Whatever the truth of it was, Shula would never again play for Baltimore. Just down I-95 a piece, the Washington Redskins were looking for a veteran defensive back, and they quickly snatched him up for the 1957 season. Washington was Shula’s third professional team in his brief career, so he was officially a journeyman.
Getting cut from Baltimore may have been a trauma to Shula, but to Ewbank it was nothing more than a necessary step in the development of the great team he wanted to build. As marginal men like Shula left Baltimore’s defensive backfield, superb players came to take their places. One of them was Andy Nelson, a quarterback and defensive back from Memphis State.
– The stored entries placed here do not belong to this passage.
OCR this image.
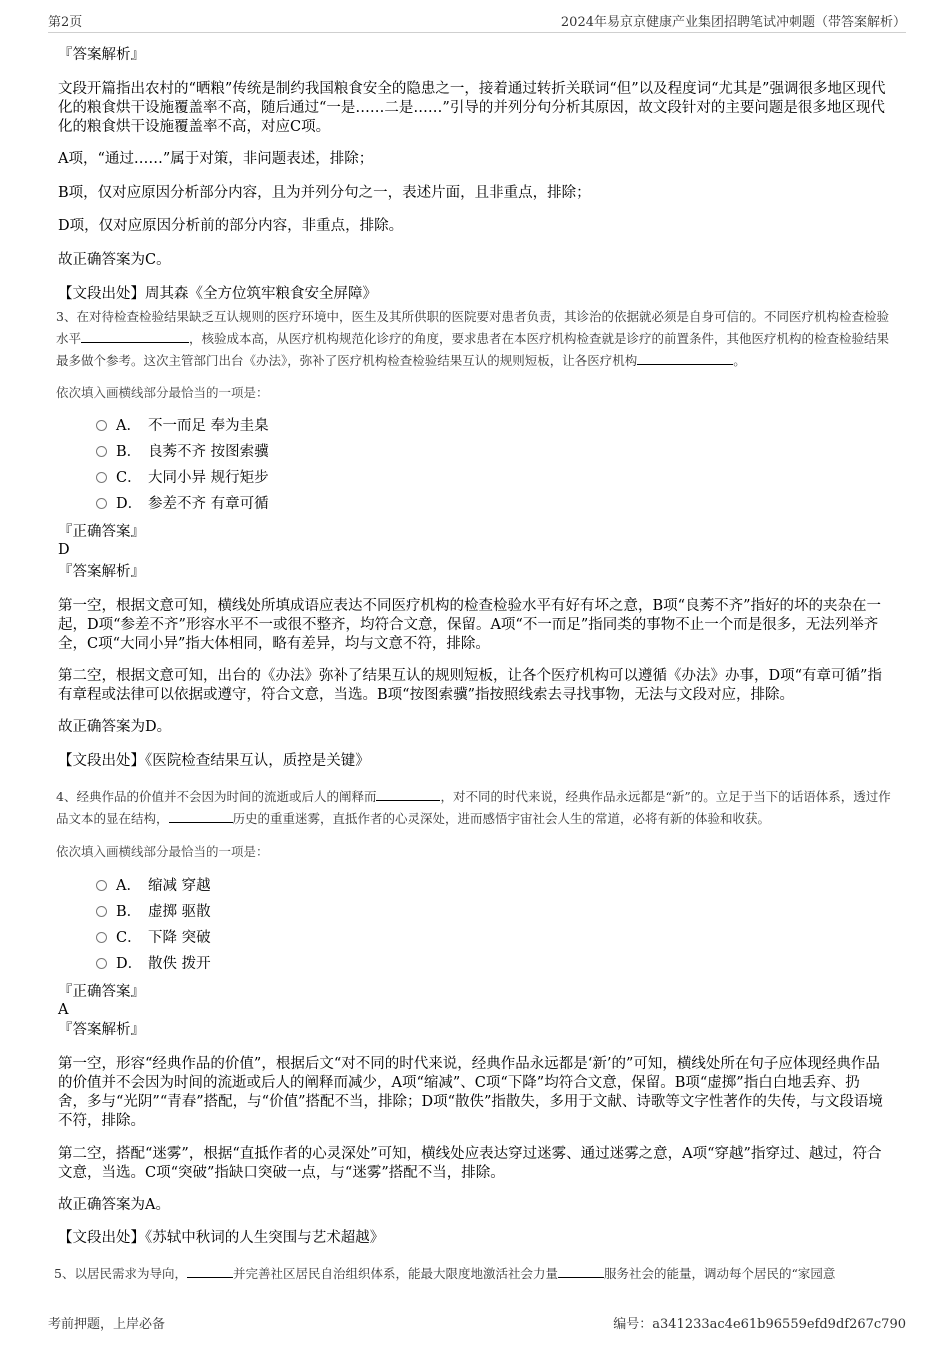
第2页	2024年易京京健康产业集团招聘笔试冲刺题（带答案解析）
『答案解析』
文段开篇指出农村的“晒粮”传统是制约我国粮食安全的隐患之一，接着通过转折关联词“但”以及程度词“尤其是”强调很多地区现代化的粮食烘干设施覆盖率不高，随后通过“一是……二是……”引导的并列分句分析其原因，故文段针对的主要问题是很多地区现代化的粮食烘干设施覆盖率不高，对应C项。
A项，“通过……”属于对策，非问题表述，排除；
B项，仅对应原因分析部分内容，且为并列分句之一，表述片面，且非重点，排除；
D项，仅对应原因分析前的部分内容，非重点，排除。
故正确答案为C。
【文段出处】周其森《全方位筑牢粮食安全屏障》
3、在对待检查检验结果缺乏互认规则的医疗环境中，医生及其所供职的医院要对患者负责，其诊治的依据就必须是自身可信的。不同医疗机构检查检验水平	，核验成本高，从医疗机构规范化诊疗的角度，要求患者在本医疗机构检查就是诊疗的前置条件，其他医疗机构的检查检验结果最多做个参考。这次主管部门出台《办法》，弥补了医疗机构检查检验结果互认的规则短板，让各医疗机构	。
依次填入画横线部分最恰当的一项是：
A． 不一而足 奉为圭臬
B． 良莠不齐 按图索骥
C． 大同小异 规行矩步
D． 参差不齐 有章可循
『正确答案』
D
『答案解析』
第一空，根据文意可知，横线处所填成语应表达不同医疗机构的检查检验水平有好有坏之意，B项“良莠不齐”指好的坏的夹杂在一起，D项“参差不齐”形容水平不一或很不整齐，均符合文意，保留。A项“不一而足”指同类的事物不止一个而是很多，无法列举齐全，C项“大同小异”指大体相同，略有差异，均与文意不符，排除。
第二空，根据文意可知，出台的《办法》弥补了结果互认的规则短板，让各个医疗机构可以遵循《办法》办事，D项“有章可循”指有章程或法律可以依据或遵守，符合文意，当选。B项“按图索骥”指按照线索去寻找事物，无法与文段对应，排除。
故正确答案为D。
【文段出处】《医院检查结果互认，质控是关键》
4、经典作品的价值并不会因为时间的流逝或后人的阐释而	，对不同的时代来说，经典作品永远都是“新”的。立足于当下的话语体系，透过作品文本的显在结构，	历史的重重迷雾，直抵作者的心灵深处，进而感悟宇宙社会人生的常道，必将有新的体验和收获。
依次填入画横线部分最恰当的一项是：
A． 缩减 穿越
B． 虚掷 驱散
C． 下降 突破
D． 散佚 拨开
『正确答案』
A
『答案解析』
第一空，形容“经典作品的价值”，根据后文“对不同的时代来说，经典作品永远都是‘新’的”可知，横线处所在句子应体现经典作品的价值并不会因为时间的流逝或后人的阐释而减少，A项“缩减”、C项“下降”均符合文意，保留。B项“虚掷”指白白地丢弃、扔舍，多与“光阴”“青春”搭配，与“价值”搭配不当，排除；D项“散佚”指散失，多用于文献、诗歌等文字性著作的失传，与文段语境不符，排除。
第二空，搭配“迷雾”，根据“直抵作者的心灵深处”可知，横线处应表达穿过迷雾、通过迷雾之意，A项“穿越”指穿过、越过，符合文意，当选。C项“突破”指缺口突破一点，与“迷雾”搭配不当，排除。
故正确答案为A。
【文段出处】《苏轼中秋词的人生突围与艺术超越》
5、以居民需求为导向，	并完善社区居民自治组织体系，能最大限度地激活社会力量	服务社会的能量，调动每个居民的“家园意
考前押题，上岸必备	编号：a341233ac4e61b96559efd9df267c790
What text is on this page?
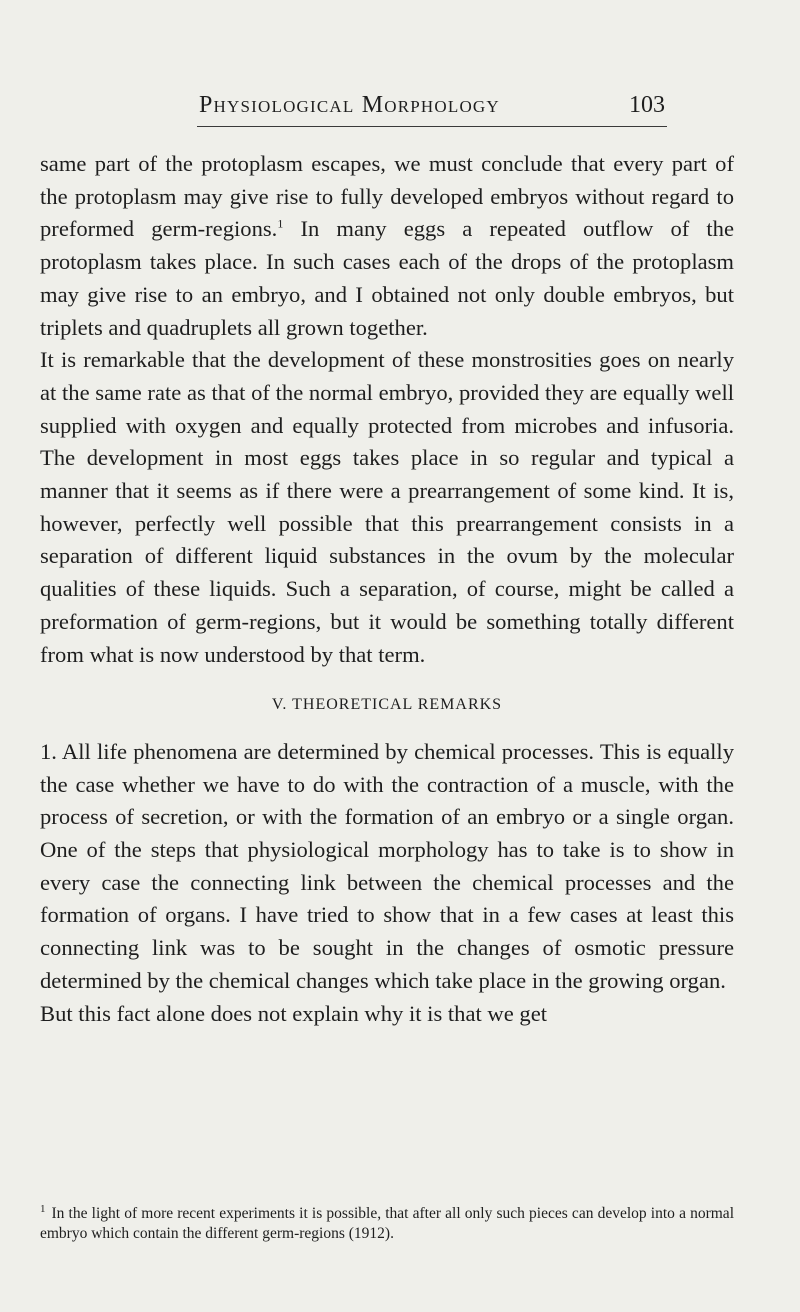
Physiological Morphology	103

same part of the protoplasm escapes, we must conclude that every part of the protoplasm may give rise to fully developed embryos without regard to preformed germ-regions.$^1$ In many eggs a repeated outflow of the protoplasm takes place. In such cases each of the drops of the protoplasm may give rise to an embryo, and I obtained not only double embryos, but triplets and quadruplets all grown together.

It is remarkable that the development of these monstrosities goes on nearly at the same rate as that of the normal embryo, provided they are equally well supplied with oxygen and equally protected from microbes and infusoria. The development in most eggs takes place in so regular and typical a manner that it seems as if there were a prearrangement of some kind. It is, however, perfectly well possible that this prearrangement consists in a separation of different liquid substances in the ovum by the molecular qualities of these liquids. Such a separation, of course, might be called a preformation of germ-regions, but it would be something totally different from what is now understood by that term.

V. THEORETICAL REMARKS

1. All life phenomena are determined by chemical processes. This is equally the case whether we have to do with the contraction of a muscle, with the process of secretion, or with the formation of an embryo or a single organ. One of the steps that physiological morphology has to take is to show in every case the connecting link between the chemical processes and the formation of organs. I have tried to show that in a few cases at least this connecting link was to be sought in the changes of osmotic pressure determined by the chemical changes which take place in the growing organ.

But this fact alone does not explain why it is that we get

$^1$ In the light of more recent experiments it is possible, that after all only such pieces can develop into a normal embryo which contain the different germ-regions (1912).
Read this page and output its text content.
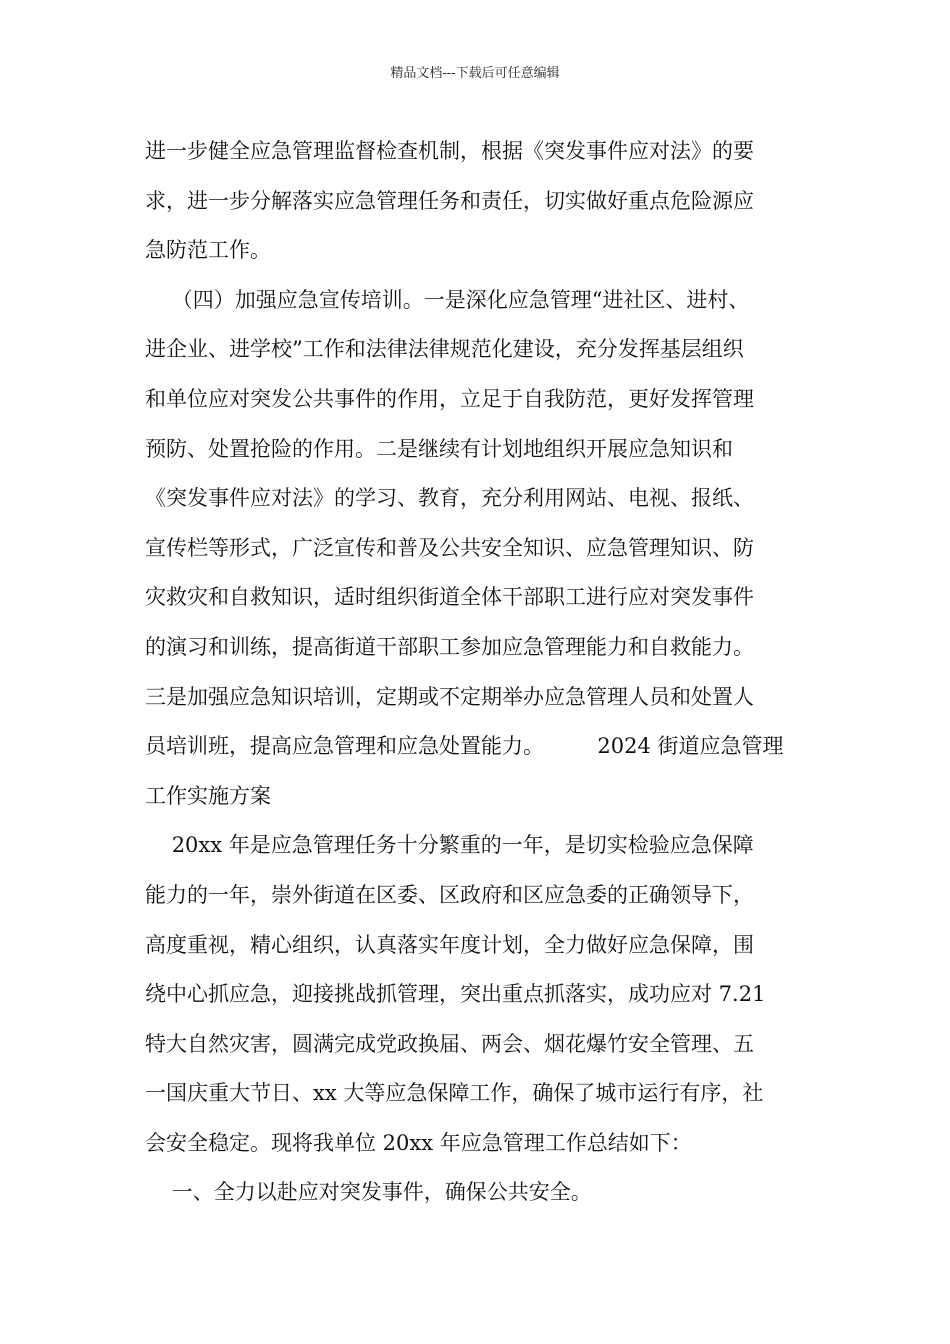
精品文档---下载后可任意编辑
进一步健全应急管理监督检查机制，根据《突发事件应对法》的要
求，进一步分解落实应急管理任务和责任，切实做好重点危险源应
急防范工作。
（四）加强应急宣传培训。一是深化应急管理“进社区、进村、
进企业、进学校”工作和法律法律规范化建设，充分发挥基层组织
和单位应对突发公共事件的作用，立足于自我防范，更好发挥管理
预防、处置抢险的作用。二是继续有计划地组织开展应急知识和
《突发事件应对法》的学习、教育，充分利用网站、电视、报纸、
宣传栏等形式，广泛宣传和普及公共安全知识、应急管理知识、防
灾救灾和自救知识，适时组织街道全体干部职工进行应对突发事件
的演习和训练，提高街道干部职工参加应急管理能力和自救能力。
三是加强应急知识培训，定期或不定期举办应急管理人员和处置人
员培训班，提高应急管理和应急处置能力。        2024 街道应急管理
工作实施方案
20xx 年是应急管理任务十分繁重的一年，是切实检验应急保障
能力的一年，崇外街道在区委、区政府和区应急委的正确领导下，
高度重视，精心组织，认真落实年度计划，全力做好应急保障，围
绕中心抓应急，迎接挑战抓管理，突出重点抓落实，成功应对 7.21
特大自然灾害，圆满完成党政换届、两会、烟花爆竹安全管理、五
一国庆重大节日、xx 大等应急保障工作，确保了城市运行有序，社
会安全稳定。现将我单位 20xx 年应急管理工作总结如下：
一、全力以赴应对突发事件，确保公共安全。
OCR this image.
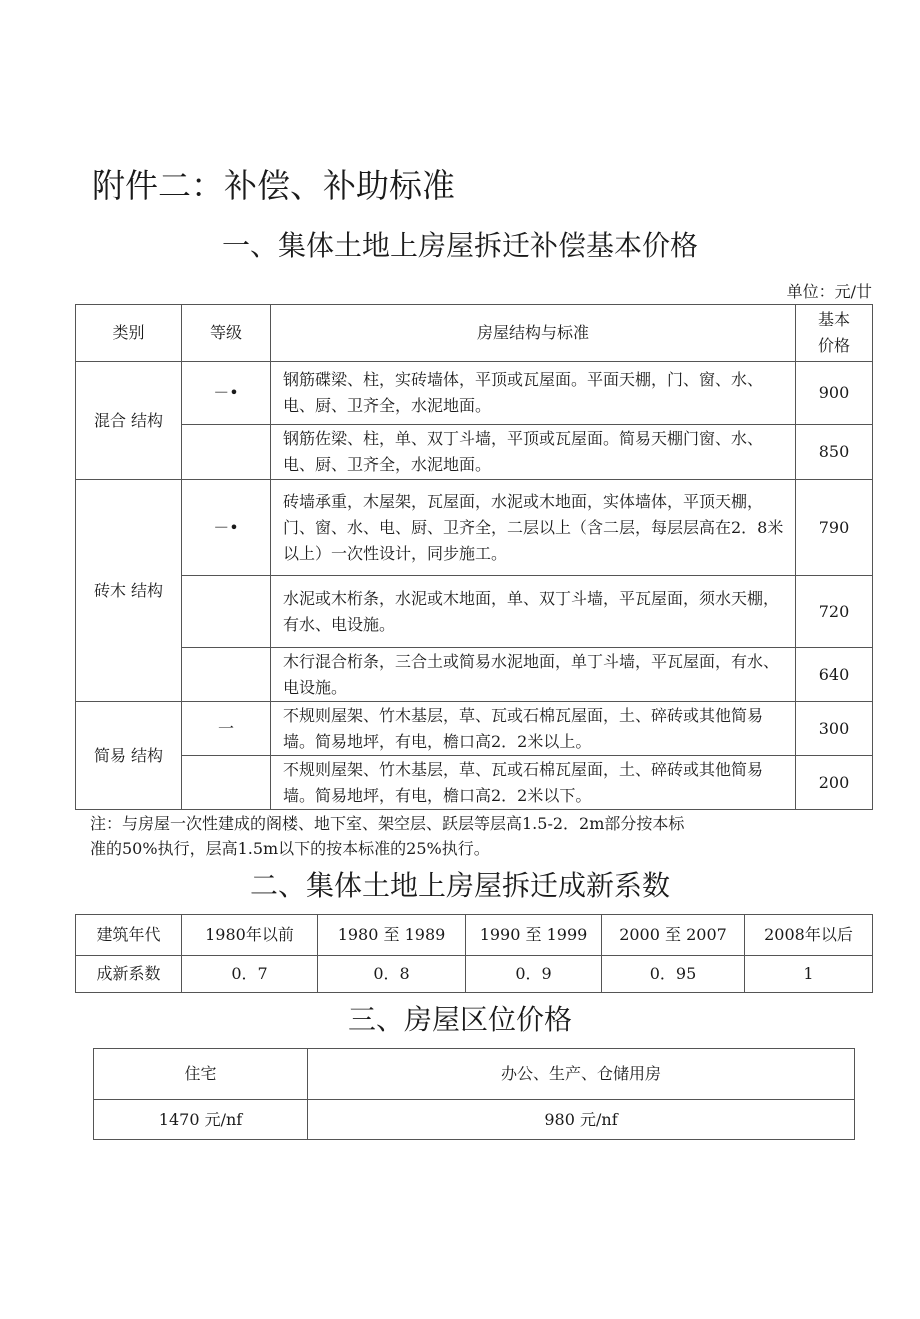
附件二：补偿、补助标准
一、集体土地上房屋拆迁补偿基本价格
单位：元/廿
类别	等级	房屋结构与标准	基本
价格
混合 结构	－•	钢筋碟梁、柱，实砖墙体，平顶或瓦屋面。平面天棚，门、窗、水、电、厨、卫齐全，水泥地面。	900
		钢筋佐梁、柱，单、双丁斗墙，平顶或瓦屋面。简易天棚门窗、水、电、厨、卫齐全，水泥地面。	850
砖木 结构	－•	砖墙承重，木屋架，瓦屋面，水泥或木地面，实体墙体，平顶天棚，门、窗、水、电、厨、卫齐全，二层以上（含二层，每层层高在2．8米以上）一次性设计，同步施工。	790
		水泥或木桁条，水泥或木地面，单、双丁斗墙，平瓦屋面，须水天棚，有水、电设施。	720
		木行混合桁条，三合土或简易水泥地面，单丁斗墙，平瓦屋面，有水、电设施。	640
简易 结构	一	不规则屋架、竹木基层，草、瓦或石棉瓦屋面，土、碎砖或其他简易墙。简易地坪，有电，檐口高2．2米以上。	300
		不规则屋架、竹木基层，草、瓦或石棉瓦屋面，土、碎砖或其他简易墙。简易地坪，有电，檐口高2．2米以下。	200
注：与房屋一次性建成的阁楼、地下室、架空层、跃层等层高1.5-2．2m部分按本标
准的50%执行，层高1.5m以下的按本标准的25%执行。
二、集体土地上房屋拆迁成新系数
建筑年代	1980年以前	1980 至 1989	1990 至 1999	2000 至 2007	2008年以后
成新系数	0．7	0．8	0．9	0．95	1
三、房屋区位价格
住宅	办公、生产、仓储用房
1470 元/nf	980 元/nf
Nelson impressed his Colts teammates so much with his aggressive play that they nicknamed him “Hard Nose.”
“Andy was a heck of a football player,” Coach Charley Winner remembered. “They sent me down to sign him when I was with the Colts. And Kellett said, ‘Okay, Charley, start at $7,000 and go to $7,500 [if necessary].’ So I had Andy up in a hotel room, and boy, I’m talking him blue in the face, and he’s just sitting back there, looking at me. Finally, he says to me, ‘Hell, Charley, you don’t have to give me all that bullshit. I’m going to sign with you.’ So I gave him the full $7,500, I liked him so much.”
Despite stockpiling a cache of talent, the Colts’ coaches had their problems. By 1957 Ewbank was entering his fourth season at the helm, and under his tutelage the team had never won more than five games in a season. He continually stressed organization and team building, but Rosenbloom, highly impatient, was dubious.
As the season started, however, everything was calm. Unitas led the attack. And the defense with Marchetti, Arthur Donovan, and many future Pro Bowlers was quickly developing into one of the best in league history.